Jannah Theme License is not validated, Go to the theme options page to validate the license, You need a single license for each domain name.
Ekonomi

Davut Menteş’ten sigorta sektörüne dair çarpıcı açıklamalar: Prim üretimi 700 milyar TL’ye dayandı, sermaye yapısı en güçlü dönemini yaşıyor

Davut Menteş, 14. Sigorta Haftası kapsamında basın mensupları ile bir ortaya geldiği sohbet toplantısında yaptığı açıklamada, Adalet Bakanlığının sigorta uyuşmazlıklarına yönelik yeni düzenleme hazırladığını, bu kapsamda sigortalı ile sigorta şirketinin tazminat konusunda anlaşamaması durumunda Sigorta Tahkim Komitesi’ne başvurmadan evvel mecburî olarak arabuluculuk sistemine başvuracağını anlattı.

Bu çalışma için kendilerinin daha evvel görüş verdiğini lakin taslak çalışmada bu görüşlerinin yer bulmadığını kaydeden Menteş, sigorta uyuşmazlıklarının özel ve ihtisas gerektiren bir uyuşmazlık tipi olduğu, nizada bulunan tarafların bilgi ve imkan manasındaki hakimiyetinin kıymet arz ettiğini bildirdi.

Menteş, uyuşmazlığın özü olan pazarlık yahut uzlaşma tekniğinin temelinde iskontonun bulunduğunu belirterek kelamlarını şöyle sürdürdü:

“Bu biçimdeki bir arabulucunun nizami bir iskonto etme usulüne döneceğiz vakit içinde, münasebetiyle gerçek zararın tazmini sisteminden uzaklaşılacağı kanaatindeyiz. Hasebiyle tahkimden evvel mecburî arabuluculuğa karşıyız. İrade olarak bunu ihtilafa dönüştürmeden irade olarak tahliline dair uzlaşma adımları tam bir hürlük halindedir. İhtilafa dönüşmeden uzlaşma yoluyla çözülmesine takviye veriyoruz.”

Menteş, zarurî arabuluculukta mutabakat mecburiyetinin bulunmadığını, bir ortaya gelme zorunluluğunun olduğunu, mutabakat olmaması halinde burada ekstra masraf çıkacağını bildirdi.

“(DEĞER KAYBIYLA ALAKALI YENİ ÇALIŞMAYI) YAKINDA UYGULAMAYA ALACAĞIZ”

Davut Menteş, Sigorta Tahkim Kurulu’na ait birtakım taleplerinin olduğunu belirterek, şu sözleri kullandı:

“Danışma şurasının ihdas edilmesi, disiplin kurulu ile muhakkak kurumsal süreçlerde olduğu üzere yargısal süreçlerdeki ihlallerin de müsabakasını sağlamak üzere bir tasarımız var. Bunu da paylaşacağız Sayın Bakanımız (Adalet Bakanı Yılmaz Tunç) ile. Dalı uygunlaştırmak, kesimi geliştirmek, sigortalılara daha kaliteli bir hizmet sunabilmek için gerekli bir revizyon olduğuna inandığımız tahkim değişikliğini paylaşmış olacağız.”

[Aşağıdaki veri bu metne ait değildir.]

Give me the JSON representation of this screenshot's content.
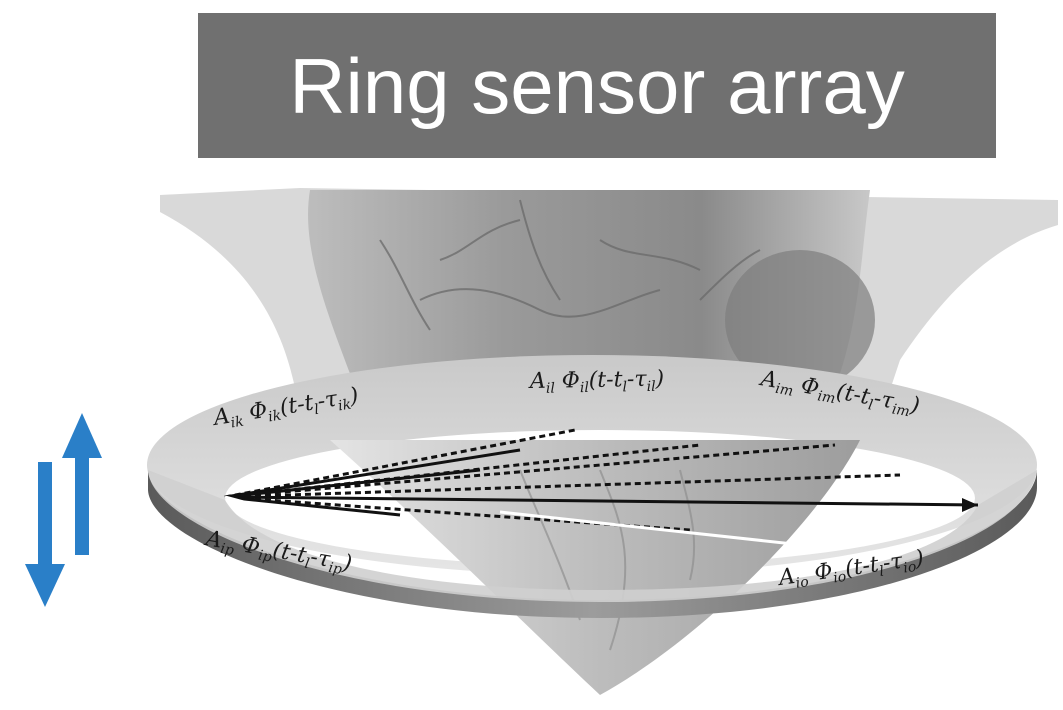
{
  "title": "Ring sensor array",
  "labels": {
    "ik": "A",
    "ik_phi": "Φ",
    "ik_arg": "(t-t",
    "ik_tau": "-τ",
    "ik_sub": "ik",
    "il_sub": "il",
    "im_sub": "im",
    "ip_sub": "ip",
    "io_sub": "io",
    "close": ")",
    "l_sub": "l"
  },
  "colors": {
    "title_bg": "#707070",
    "title_text": "#ffffff",
    "arrow_blue": "#2a7fc8",
    "ring_light": "#d8d8d8",
    "ring_dark": "#6a6a6a"
  },
  "icons": {
    "arrow_up": "arrow-up-icon",
    "arrow_down": "arrow-down-icon"
  }
}
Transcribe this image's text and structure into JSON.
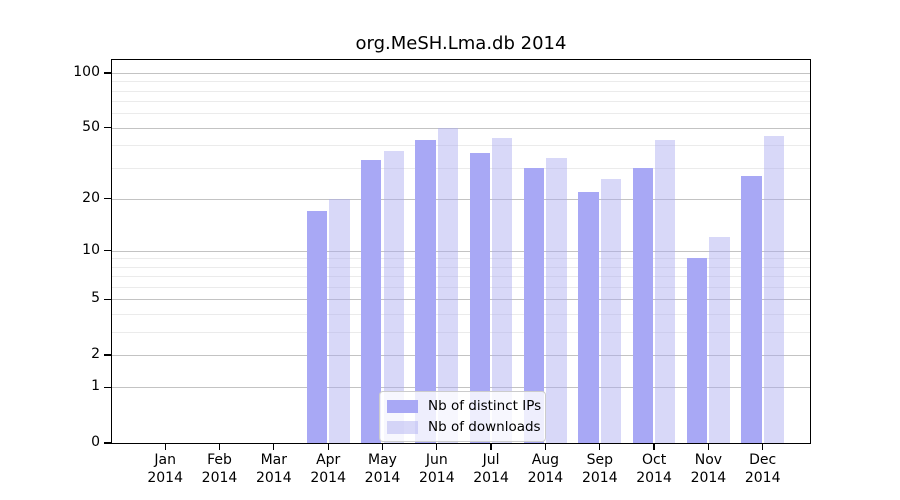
{
  "figure": {
    "title": "org.MeSH.Lma.db 2014"
  },
  "chart_data": {
    "type": "bar",
    "title": "org.MeSH.Lma.db 2014",
    "categories": [
      "Jan 2014",
      "Feb 2014",
      "Mar 2014",
      "Apr 2014",
      "May 2014",
      "Jun 2014",
      "Jul 2014",
      "Aug 2014",
      "Sep 2014",
      "Oct 2014",
      "Nov 2014",
      "Dec 2014"
    ],
    "x_tick_month": [
      "Jan",
      "Feb",
      "Mar",
      "Apr",
      "May",
      "Jun",
      "Jul",
      "Aug",
      "Sep",
      "Oct",
      "Nov",
      "Dec"
    ],
    "x_tick_year": "2014",
    "series": [
      {
        "name": "Nb of distinct IPs",
        "color": "#a8a8f5",
        "alpha": 1.0,
        "values": [
          0,
          0,
          0,
          17,
          33,
          43,
          36,
          30,
          22,
          30,
          9,
          27
        ]
      },
      {
        "name": "Nb of downloads",
        "color": "#a8a8f0",
        "alpha": 0.45,
        "values": [
          0,
          0,
          0,
          20,
          37,
          50,
          44,
          34,
          26,
          43,
          12,
          45
        ]
      }
    ],
    "xlabel": "",
    "ylabel": "",
    "yscale": "log1p",
    "ylim": [
      0,
      117.6
    ],
    "y_major_ticks": [
      0,
      1,
      2,
      5,
      10,
      20,
      50,
      100
    ],
    "y_minor_gridlines": [
      3,
      4,
      6,
      7,
      8,
      9,
      30,
      40,
      60,
      70,
      80,
      90
    ],
    "grid": true,
    "legend_position": "lower center",
    "colors": {
      "bar_distinct_ips": "#a8a8f5",
      "bar_downloads": "#d8d8f8",
      "major_grid": "#c3c3c3",
      "minor_grid": "#ebebeb",
      "axis": "#000000",
      "legend_border": "#cccccc"
    }
  }
}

Menteş, son yıllarda sigortalıların haklarının korunmasına ait değerli adımlar attıklarını kaydederek, bunlardan bir adedinin de kıymet kaybına yönelik olduğunu söyledi.

“En çok ihtilafa sebebiyet veren bedel kaybı hasarlarıyla ilgili ölçümleme prosedürünü yeknesaklığa yönelik bir adımımız var.” diyen Menteş, şöyle devam etti:

“TOBB bünyesindeki Sigorta Eksperleri İcra Komitesinden bir iç düzenleme yapmasını, iç standart belirlemesini talep ettik. Böylece tahkimdeki sonuçla, başlangıçtaki sonucu birbirine yakınsayarak ihtilaf oluşmasını baştan önlemeye yönelik bir adımımız var. Geliştirme kademesindeyiz. Yakında bunu uygulamaya alacağız ve inanıyoruz ki birinci belirlemeler ile son belirleme ortasında yani tahkimin kararları ortasındaki boşluk kapanmış olacak ve ‘tahkime götürün daha fazlasını alırsınız anlayışı’ azalacak. Böylece halihazırda muhakkak bir orana ulaşmış olan, yüzde 30’lar düzeyinde olduğunu biliyorum şu anda, bunu yüzde 10’un altına indirmek üzere bir maksadımız var. Yakında bunu uygulamaya alacağız.”

“PRİM ÜRETİMİ 700 MİLYAR LİRAYA YAKLAŞTI”

SEDDK Başkanı Menteş, sigorta sektörünün büyüklüğüne ait bilgiler vererek, yılın 7 ayında bölümün prim üretiminin 2024’ün birebir devrine nazaran yüzde 47 büyüyerek 700 milyar liraya yaklaştığını, özkaynak büyümesinin yüzde 56 düzeyinde gerçekleşerek 170 milyar liraya dayandığını söyledi.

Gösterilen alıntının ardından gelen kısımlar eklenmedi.